Here something began squeaking on the table behind Alice, and made her turn her head just in time to see one of the White Pawns roll over and begin kicking: she watched it with great curiosity to see what would happen next.

"It is the voice of my child!" the White Queen cried out as she rushed past the King, so violently that she knocked him over among the cinders. "My precious Lily!
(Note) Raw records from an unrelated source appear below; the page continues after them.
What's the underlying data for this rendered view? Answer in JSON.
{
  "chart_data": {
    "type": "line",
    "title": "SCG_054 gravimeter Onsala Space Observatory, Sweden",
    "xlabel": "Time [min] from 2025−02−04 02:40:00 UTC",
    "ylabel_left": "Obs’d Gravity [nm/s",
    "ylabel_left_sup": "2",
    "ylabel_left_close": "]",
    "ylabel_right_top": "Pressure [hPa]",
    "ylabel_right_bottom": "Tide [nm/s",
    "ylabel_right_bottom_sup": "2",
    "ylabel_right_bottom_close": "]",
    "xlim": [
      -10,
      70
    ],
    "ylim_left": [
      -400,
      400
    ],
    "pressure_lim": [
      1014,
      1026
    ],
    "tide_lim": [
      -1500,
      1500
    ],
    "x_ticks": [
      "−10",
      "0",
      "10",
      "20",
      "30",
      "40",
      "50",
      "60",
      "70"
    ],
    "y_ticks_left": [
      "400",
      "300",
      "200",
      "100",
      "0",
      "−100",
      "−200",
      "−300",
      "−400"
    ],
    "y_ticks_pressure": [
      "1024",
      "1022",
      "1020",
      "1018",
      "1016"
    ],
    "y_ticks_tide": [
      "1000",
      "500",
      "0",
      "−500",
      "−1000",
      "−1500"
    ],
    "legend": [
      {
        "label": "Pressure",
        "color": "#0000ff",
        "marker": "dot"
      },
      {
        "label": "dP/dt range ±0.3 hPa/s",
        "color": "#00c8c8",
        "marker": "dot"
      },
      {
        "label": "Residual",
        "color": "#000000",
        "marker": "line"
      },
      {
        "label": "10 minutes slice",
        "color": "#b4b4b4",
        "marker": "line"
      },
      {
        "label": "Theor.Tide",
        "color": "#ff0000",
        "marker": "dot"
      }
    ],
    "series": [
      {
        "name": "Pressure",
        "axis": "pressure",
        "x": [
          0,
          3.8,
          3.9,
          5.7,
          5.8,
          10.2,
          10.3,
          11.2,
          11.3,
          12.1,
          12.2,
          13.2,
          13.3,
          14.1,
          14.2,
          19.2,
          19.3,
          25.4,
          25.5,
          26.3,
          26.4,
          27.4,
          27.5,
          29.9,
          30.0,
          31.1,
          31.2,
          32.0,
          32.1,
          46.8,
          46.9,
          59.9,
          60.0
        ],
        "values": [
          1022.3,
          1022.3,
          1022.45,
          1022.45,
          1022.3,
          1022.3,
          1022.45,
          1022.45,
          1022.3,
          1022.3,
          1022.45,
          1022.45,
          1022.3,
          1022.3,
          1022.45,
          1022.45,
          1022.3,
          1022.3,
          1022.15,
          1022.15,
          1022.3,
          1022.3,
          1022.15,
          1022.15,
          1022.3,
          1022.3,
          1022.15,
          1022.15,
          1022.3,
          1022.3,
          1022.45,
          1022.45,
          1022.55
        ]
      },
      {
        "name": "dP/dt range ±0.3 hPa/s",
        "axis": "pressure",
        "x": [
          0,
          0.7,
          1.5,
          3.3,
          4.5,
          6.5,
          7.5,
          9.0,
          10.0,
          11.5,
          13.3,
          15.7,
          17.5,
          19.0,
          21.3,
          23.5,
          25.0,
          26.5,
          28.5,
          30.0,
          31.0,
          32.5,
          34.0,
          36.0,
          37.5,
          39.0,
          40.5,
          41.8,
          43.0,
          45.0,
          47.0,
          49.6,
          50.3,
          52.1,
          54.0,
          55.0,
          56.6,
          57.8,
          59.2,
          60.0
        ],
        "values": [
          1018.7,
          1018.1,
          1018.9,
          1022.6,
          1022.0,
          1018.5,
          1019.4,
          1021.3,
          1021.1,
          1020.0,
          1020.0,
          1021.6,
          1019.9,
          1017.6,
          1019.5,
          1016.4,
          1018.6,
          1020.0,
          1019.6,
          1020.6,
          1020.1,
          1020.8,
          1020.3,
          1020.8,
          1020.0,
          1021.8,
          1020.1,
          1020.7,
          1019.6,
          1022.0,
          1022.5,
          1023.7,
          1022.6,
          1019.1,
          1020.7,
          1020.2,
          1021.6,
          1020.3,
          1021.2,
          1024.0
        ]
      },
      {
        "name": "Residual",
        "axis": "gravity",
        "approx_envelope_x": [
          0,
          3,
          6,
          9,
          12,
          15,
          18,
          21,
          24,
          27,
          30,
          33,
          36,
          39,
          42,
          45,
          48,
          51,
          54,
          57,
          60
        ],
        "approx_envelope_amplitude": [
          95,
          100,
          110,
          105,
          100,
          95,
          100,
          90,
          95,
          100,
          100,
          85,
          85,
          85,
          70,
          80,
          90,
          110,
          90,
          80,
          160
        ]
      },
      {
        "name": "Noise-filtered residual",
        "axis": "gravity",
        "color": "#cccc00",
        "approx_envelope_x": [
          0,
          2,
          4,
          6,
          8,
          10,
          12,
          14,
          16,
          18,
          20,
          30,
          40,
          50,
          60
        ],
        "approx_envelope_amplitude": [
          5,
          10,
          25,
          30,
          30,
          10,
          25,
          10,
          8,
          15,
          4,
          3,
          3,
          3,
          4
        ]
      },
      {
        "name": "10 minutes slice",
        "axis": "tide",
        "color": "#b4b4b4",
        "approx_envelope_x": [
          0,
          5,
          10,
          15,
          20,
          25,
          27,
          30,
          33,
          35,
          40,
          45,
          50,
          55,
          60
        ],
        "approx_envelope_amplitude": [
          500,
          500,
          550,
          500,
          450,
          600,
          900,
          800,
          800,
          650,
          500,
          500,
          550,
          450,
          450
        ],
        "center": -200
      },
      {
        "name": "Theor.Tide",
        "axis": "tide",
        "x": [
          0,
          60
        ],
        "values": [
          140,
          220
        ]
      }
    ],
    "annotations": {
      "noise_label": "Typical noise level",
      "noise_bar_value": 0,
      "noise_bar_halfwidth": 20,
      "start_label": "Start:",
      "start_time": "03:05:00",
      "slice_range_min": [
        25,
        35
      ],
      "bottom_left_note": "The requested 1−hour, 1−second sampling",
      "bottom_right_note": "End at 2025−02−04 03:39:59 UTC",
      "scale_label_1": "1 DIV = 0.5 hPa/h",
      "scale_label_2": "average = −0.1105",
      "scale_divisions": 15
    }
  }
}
My imperial kitten!" and she began scrambling wildly up the side of the fender.

Alice was very anxious to be of use, and, as the poor little Lily was nearly screaming herself into a fit, she hastily picked up the Queen and set her on the table by the side of her noisy little daughter.

The Queen gasped, and sat down: the rapid journey through the air had quite taken away her breath and for a minute or two she could do nothing but hug the little Lily in silence. As soon as she had recovered her breath a little, she called out to the White King, who was sitting sulkily among the ashes, "Mind the volcano!"

"What volcano?" said the King, looking up anxiously into the fire, as if he thought that was the most likely place to find one.